O post é grande, mas (acredito) necessário. Fortaleza viveu, em 3 de janeiro de 2012, um dia de fragilidade e medo. Uma boataria sobre arrastões alimentada pelo pânico da violência fez com que a cidade parasse. Não que inexistissem assaltos, bandidos, a falta de ordem, mas o clima de guerra civil era injustificado. Pensei que o terror é, sem dúvida, o maior obstáculo à liberdade. Os regimes de exceção surgiram, na história, motivados pelo medo, um medo quase sempre associado à ignorância. Lembrei-me de um romance fantástico que li há algum tempo que pode ser útil para essa reflexão, do escritor sul-africano J. M. Coetzee, ganhador do prêmio Nobel de literatura em 2003. A obra chama À Espera dos Bárbaros.
O personagem principal, o magistrado de uma pequena cidade pacífica, enfrenta a violência do Estado no enfrentamento do que seria uma “sedição” de bárbaros nômades, habitantes de uma montanha próxima. Em nome da paz, o coronel Joll e os seus subordinados subvertem a organização social, limitam direitos, expoliam, reduzem pessoas à indignidade, argumentando que a proteção contra os bárbaros assim o exige. Os bárbaros, na História, são como o medo: uma ideia não personificada.
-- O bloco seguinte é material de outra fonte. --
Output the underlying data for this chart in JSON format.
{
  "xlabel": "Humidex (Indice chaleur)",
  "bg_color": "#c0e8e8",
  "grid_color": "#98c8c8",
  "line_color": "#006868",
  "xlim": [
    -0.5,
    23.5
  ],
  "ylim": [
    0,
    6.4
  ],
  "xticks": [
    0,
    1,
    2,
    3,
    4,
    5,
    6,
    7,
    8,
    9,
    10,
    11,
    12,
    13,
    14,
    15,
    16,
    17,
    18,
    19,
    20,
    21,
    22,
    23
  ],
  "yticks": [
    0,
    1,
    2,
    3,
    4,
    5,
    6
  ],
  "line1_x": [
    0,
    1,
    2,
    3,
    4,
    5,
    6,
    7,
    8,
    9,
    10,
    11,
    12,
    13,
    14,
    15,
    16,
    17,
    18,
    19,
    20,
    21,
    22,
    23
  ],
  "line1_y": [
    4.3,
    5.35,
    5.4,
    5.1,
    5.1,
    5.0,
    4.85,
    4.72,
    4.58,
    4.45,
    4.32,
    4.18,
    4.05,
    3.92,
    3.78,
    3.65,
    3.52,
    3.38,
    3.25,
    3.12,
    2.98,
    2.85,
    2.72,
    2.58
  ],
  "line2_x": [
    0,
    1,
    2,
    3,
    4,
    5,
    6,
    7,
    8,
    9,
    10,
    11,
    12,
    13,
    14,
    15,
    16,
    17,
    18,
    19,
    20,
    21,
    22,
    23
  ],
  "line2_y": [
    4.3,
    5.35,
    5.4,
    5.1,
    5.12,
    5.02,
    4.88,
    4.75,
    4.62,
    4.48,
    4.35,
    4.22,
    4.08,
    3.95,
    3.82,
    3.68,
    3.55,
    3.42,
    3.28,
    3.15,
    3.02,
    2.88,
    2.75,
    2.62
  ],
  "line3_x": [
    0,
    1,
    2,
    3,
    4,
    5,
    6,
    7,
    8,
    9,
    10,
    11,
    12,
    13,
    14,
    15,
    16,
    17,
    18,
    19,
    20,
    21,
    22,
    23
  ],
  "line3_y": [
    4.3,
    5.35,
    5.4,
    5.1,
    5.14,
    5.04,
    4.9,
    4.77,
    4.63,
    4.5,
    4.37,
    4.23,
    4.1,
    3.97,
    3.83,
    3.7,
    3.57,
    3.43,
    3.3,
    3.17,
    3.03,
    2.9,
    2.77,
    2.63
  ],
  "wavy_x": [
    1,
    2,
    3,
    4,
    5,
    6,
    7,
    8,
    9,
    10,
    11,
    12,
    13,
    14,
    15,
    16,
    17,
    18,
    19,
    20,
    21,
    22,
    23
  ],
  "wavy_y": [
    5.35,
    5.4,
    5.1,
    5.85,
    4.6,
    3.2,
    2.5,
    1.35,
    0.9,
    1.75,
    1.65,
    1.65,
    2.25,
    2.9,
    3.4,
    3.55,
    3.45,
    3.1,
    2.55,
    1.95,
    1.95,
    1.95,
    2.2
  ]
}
Literatura de alto nível para fazer pensar.
“Tem havido choques com patrulhas da fronteira. As tribos bárbaras estão se armando, dizem os rumores; o Império devia tomar medidas de precaução, porque certamente vai haver guerra.
Dessa inquietação eu mesmo não vi nada. Em particular observei que uma vez em cada geração, sem falhar nunca, há um episódio de histeria ligado aos bárbaros. Não existe mulher que viva perto da fronteira que não tenha sonhado com uma escura mão bárbara saindo de sob a cama para agarrar seu tornozelo, não existe um homem que não se assuste com visões dos bárbaros farreando em sua casa, quebrando os pratos, tocando fogo nas cortinas, estuprando suas filhas. Esses sonhos são consequência de muito ócio. Mostre-me um exército de bárbaros que então eu acredito”.